Acabei não fotografando muitas coisas nesse dia. Embarcaria de volta ao Brasil na manhã do dia seguinte e estava um tanto pensativo após tudo o que tinha vivido após aqueles 14 dias de Bolívia. Havia sido o maior choque cultural que vivera até o momento, e ironicamente, em um país vizinho do meu. Sempre que ouvia falar em Bolívia, as primeiras coisas que passavam na minha cabeça eram relacionadas a um país totalmente desorganizado, onde as leis não eram cumpridas e que seria perigoso até mesmo andar na rua. Isso só reforça a ideia de que muitas vezes vivemos tão presos a estereótipos e visões criadas por terceiros, que nos privamos de conhecermos as coisas por nós mesmos.
Infelizmente, a maior parte da população brasileira não viaja com certa frequência, pelos mais diversos motivos, mesmo que dentro do próprio país. Muito nascem e passam a vida toda morando no mesmo lugar, não leem, se informam através de veículos de comunicação que transmitem informações baseadas nos interesses dos seus proprietários e a partir daí formam suas opiniões. Não sentem sequer o desconforto de descobrirem que suas opiniões são equivocadas, que aquilo que tinham como certo talvez não seja tão certo assim. Como é triste a vida de quem morre com tantas certezas.

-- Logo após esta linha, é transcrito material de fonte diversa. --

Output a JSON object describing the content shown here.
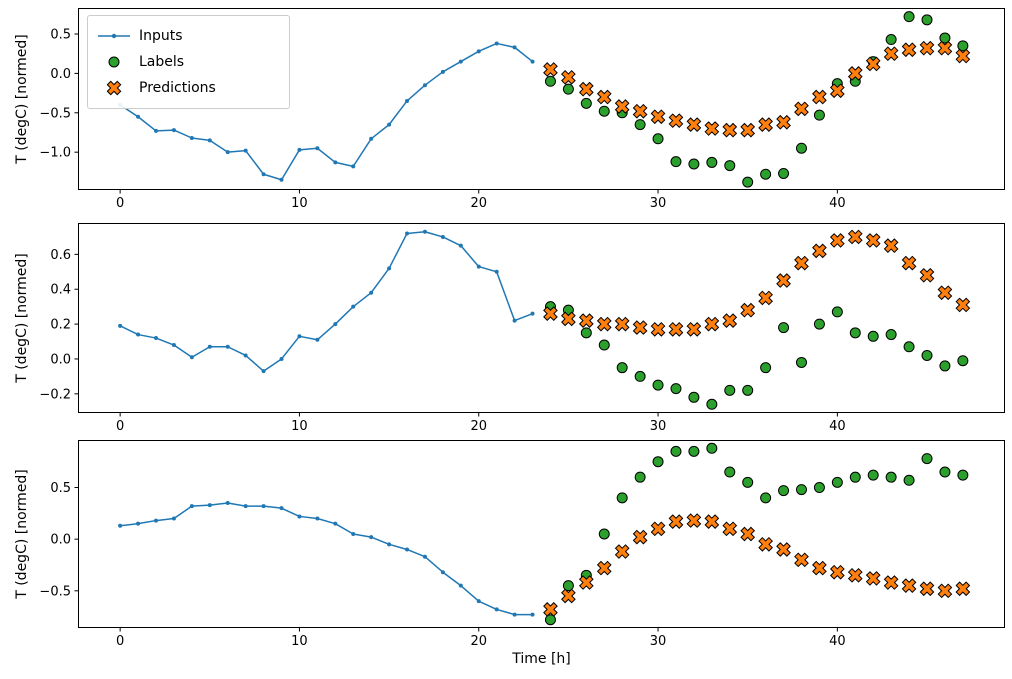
{
  "figure": {
    "background": "#ffffff"
  },
  "colors": {
    "inputs": "#1f77b4",
    "labels": "#2ca02c",
    "predictions": "#ff7f0e",
    "marker_edge": "#000000",
    "axis": "#000000"
  },
  "legend": {
    "position": "upper-left-of-first-subplot",
    "items": [
      {
        "label": "Inputs",
        "marker": "line-dot",
        "color": "#1f77b4"
      },
      {
        "label": "Labels",
        "marker": "circle",
        "color": "#2ca02c"
      },
      {
        "label": "Predictions",
        "marker": "x",
        "color": "#ff7f0e"
      }
    ]
  },
  "chart_data": [
    {
      "type": "line",
      "title": "",
      "xlabel": "",
      "ylabel": "T (degC) [normed]",
      "xlim": [
        -2.35,
        49.35
      ],
      "ylim": [
        -1.48,
        0.83
      ],
      "xticks": [
        0,
        10,
        20,
        30,
        40
      ],
      "yticks": [
        -1.0,
        -0.5,
        0.0,
        0.5
      ],
      "grid": false,
      "series": [
        {
          "name": "Inputs",
          "type": "line",
          "color": "#1f77b4",
          "x": [
            0,
            1,
            2,
            3,
            4,
            5,
            6,
            7,
            8,
            9,
            10,
            11,
            12,
            13,
            14,
            15,
            16,
            17,
            18,
            19,
            20,
            21,
            22,
            23
          ],
          "values": [
            -0.4,
            -0.55,
            -0.73,
            -0.72,
            -0.82,
            -0.85,
            -1.0,
            -0.98,
            -1.28,
            -1.35,
            -0.97,
            -0.95,
            -1.13,
            -1.18,
            -0.83,
            -0.65,
            -0.35,
            -0.15,
            0.02,
            0.15,
            0.28,
            0.38,
            0.33,
            0.15
          ]
        },
        {
          "name": "Labels",
          "type": "scatter-circle",
          "color": "#2ca02c",
          "x": [
            24,
            25,
            26,
            27,
            28,
            29,
            30,
            31,
            32,
            33,
            34,
            35,
            36,
            37,
            38,
            39,
            40,
            41,
            42,
            43,
            44,
            45,
            46,
            47
          ],
          "values": [
            -0.1,
            -0.2,
            -0.38,
            -0.48,
            -0.5,
            -0.65,
            -0.83,
            -1.12,
            -1.15,
            -1.13,
            -1.17,
            -1.38,
            -1.28,
            -1.27,
            -0.95,
            -0.53,
            -0.13,
            -0.1,
            0.15,
            0.43,
            0.72,
            0.68,
            0.45,
            0.35
          ]
        },
        {
          "name": "Predictions",
          "type": "scatter-x",
          "color": "#ff7f0e",
          "x": [
            24,
            25,
            26,
            27,
            28,
            29,
            30,
            31,
            32,
            33,
            34,
            35,
            36,
            37,
            38,
            39,
            40,
            41,
            42,
            43,
            44,
            45,
            46,
            47
          ],
          "values": [
            0.05,
            -0.05,
            -0.2,
            -0.3,
            -0.42,
            -0.48,
            -0.55,
            -0.6,
            -0.65,
            -0.7,
            -0.72,
            -0.72,
            -0.65,
            -0.62,
            -0.45,
            -0.3,
            -0.22,
            0.0,
            0.12,
            0.25,
            0.3,
            0.32,
            0.32,
            0.22
          ]
        }
      ]
    },
    {
      "type": "line",
      "title": "",
      "xlabel": "",
      "ylabel": "T (degC) [normed]",
      "xlim": [
        -2.35,
        49.35
      ],
      "ylim": [
        -0.31,
        0.78
      ],
      "xticks": [
        0,
        10,
        20,
        30,
        40
      ],
      "yticks": [
        -0.2,
        0.0,
        0.2,
        0.4,
        0.6
      ],
      "grid": false,
      "series": [
        {
          "name": "Inputs",
          "type": "line",
          "color": "#1f77b4",
          "x": [
            0,
            1,
            2,
            3,
            4,
            5,
            6,
            7,
            8,
            9,
            10,
            11,
            12,
            13,
            14,
            15,
            16,
            17,
            18,
            19,
            20,
            21,
            22,
            23
          ],
          "values": [
            0.19,
            0.14,
            0.12,
            0.08,
            0.01,
            0.07,
            0.07,
            0.02,
            -0.07,
            0.0,
            0.13,
            0.11,
            0.2,
            0.3,
            0.38,
            0.52,
            0.72,
            0.73,
            0.7,
            0.65,
            0.53,
            0.5,
            0.22,
            0.26
          ]
        },
        {
          "name": "Labels",
          "type": "scatter-circle",
          "color": "#2ca02c",
          "x": [
            24,
            25,
            26,
            27,
            28,
            29,
            30,
            31,
            32,
            33,
            34,
            35,
            36,
            37,
            38,
            39,
            40,
            41,
            42,
            43,
            44,
            45,
            46,
            47
          ],
          "values": [
            0.3,
            0.28,
            0.15,
            0.08,
            -0.05,
            -0.1,
            -0.15,
            -0.17,
            -0.22,
            -0.26,
            -0.18,
            -0.18,
            -0.05,
            0.18,
            -0.02,
            0.2,
            0.27,
            0.15,
            0.13,
            0.14,
            0.07,
            0.02,
            -0.04,
            -0.01
          ]
        },
        {
          "name": "Predictions",
          "type": "scatter-x",
          "color": "#ff7f0e",
          "x": [
            24,
            25,
            26,
            27,
            28,
            29,
            30,
            31,
            32,
            33,
            34,
            35,
            36,
            37,
            38,
            39,
            40,
            41,
            42,
            43,
            44,
            45,
            46,
            47
          ],
          "values": [
            0.26,
            0.23,
            0.22,
            0.2,
            0.2,
            0.18,
            0.17,
            0.17,
            0.17,
            0.2,
            0.22,
            0.28,
            0.35,
            0.45,
            0.55,
            0.62,
            0.68,
            0.7,
            0.68,
            0.65,
            0.55,
            0.48,
            0.38,
            0.31
          ]
        }
      ]
    },
    {
      "type": "line",
      "title": "",
      "xlabel": "Time [h]",
      "ylabel": "T (degC) [normed]",
      "xlim": [
        -2.35,
        49.35
      ],
      "ylim": [
        -0.86,
        0.96
      ],
      "xticks": [
        0,
        10,
        20,
        30,
        40
      ],
      "yticks": [
        -0.5,
        0.0,
        0.5
      ],
      "grid": false,
      "series": [
        {
          "name": "Inputs",
          "type": "line",
          "color": "#1f77b4",
          "x": [
            0,
            1,
            2,
            3,
            4,
            5,
            6,
            7,
            8,
            9,
            10,
            11,
            12,
            13,
            14,
            15,
            16,
            17,
            18,
            19,
            20,
            21,
            22,
            23
          ],
          "values": [
            0.13,
            0.15,
            0.18,
            0.2,
            0.32,
            0.33,
            0.35,
            0.32,
            0.32,
            0.3,
            0.22,
            0.2,
            0.15,
            0.05,
            0.02,
            -0.05,
            -0.1,
            -0.17,
            -0.32,
            -0.45,
            -0.6,
            -0.68,
            -0.73,
            -0.73
          ]
        },
        {
          "name": "Labels",
          "type": "scatter-circle",
          "color": "#2ca02c",
          "x": [
            24,
            25,
            26,
            27,
            28,
            29,
            30,
            31,
            32,
            33,
            34,
            35,
            36,
            37,
            38,
            39,
            40,
            41,
            42,
            43,
            44,
            45,
            46,
            47
          ],
          "values": [
            -0.78,
            -0.45,
            -0.35,
            0.05,
            0.4,
            0.6,
            0.75,
            0.85,
            0.85,
            0.88,
            0.65,
            0.55,
            0.4,
            0.47,
            0.48,
            0.5,
            0.55,
            0.6,
            0.62,
            0.6,
            0.57,
            0.78,
            0.65,
            0.62
          ]
        },
        {
          "name": "Predictions",
          "type": "scatter-x",
          "color": "#ff7f0e",
          "x": [
            24,
            25,
            26,
            27,
            28,
            29,
            30,
            31,
            32,
            33,
            34,
            35,
            36,
            37,
            38,
            39,
            40,
            41,
            42,
            43,
            44,
            45,
            46,
            47
          ],
          "values": [
            -0.68,
            -0.55,
            -0.42,
            -0.28,
            -0.12,
            0.02,
            0.1,
            0.17,
            0.18,
            0.17,
            0.1,
            0.05,
            -0.05,
            -0.1,
            -0.2,
            -0.28,
            -0.32,
            -0.35,
            -0.38,
            -0.42,
            -0.45,
            -0.48,
            -0.5,
            -0.48
          ]
        }
      ]
    }
  ]
}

Passar esse tempo imerso em uma cultura tão diferente da minha, me vez perceber que estamos tão adiantados em alguns quesitos, mas não atrasados em outros. Me fez agradecer por encontrar uma cerveja estupidamente gelada em qualquer boteco fuleiro que eu vá no Brasil, mas me deixou triste por não poder caminhar em um deserto de sal, subir uma montanha nevada ou até mesmo abraçar um filhote de lhama sempre que sentir vontade. Que é totalmente aceitável de opinião frente a novas evidências, que existem coisas que só acreditaremos vendo. E que para isso, precisamos viajar.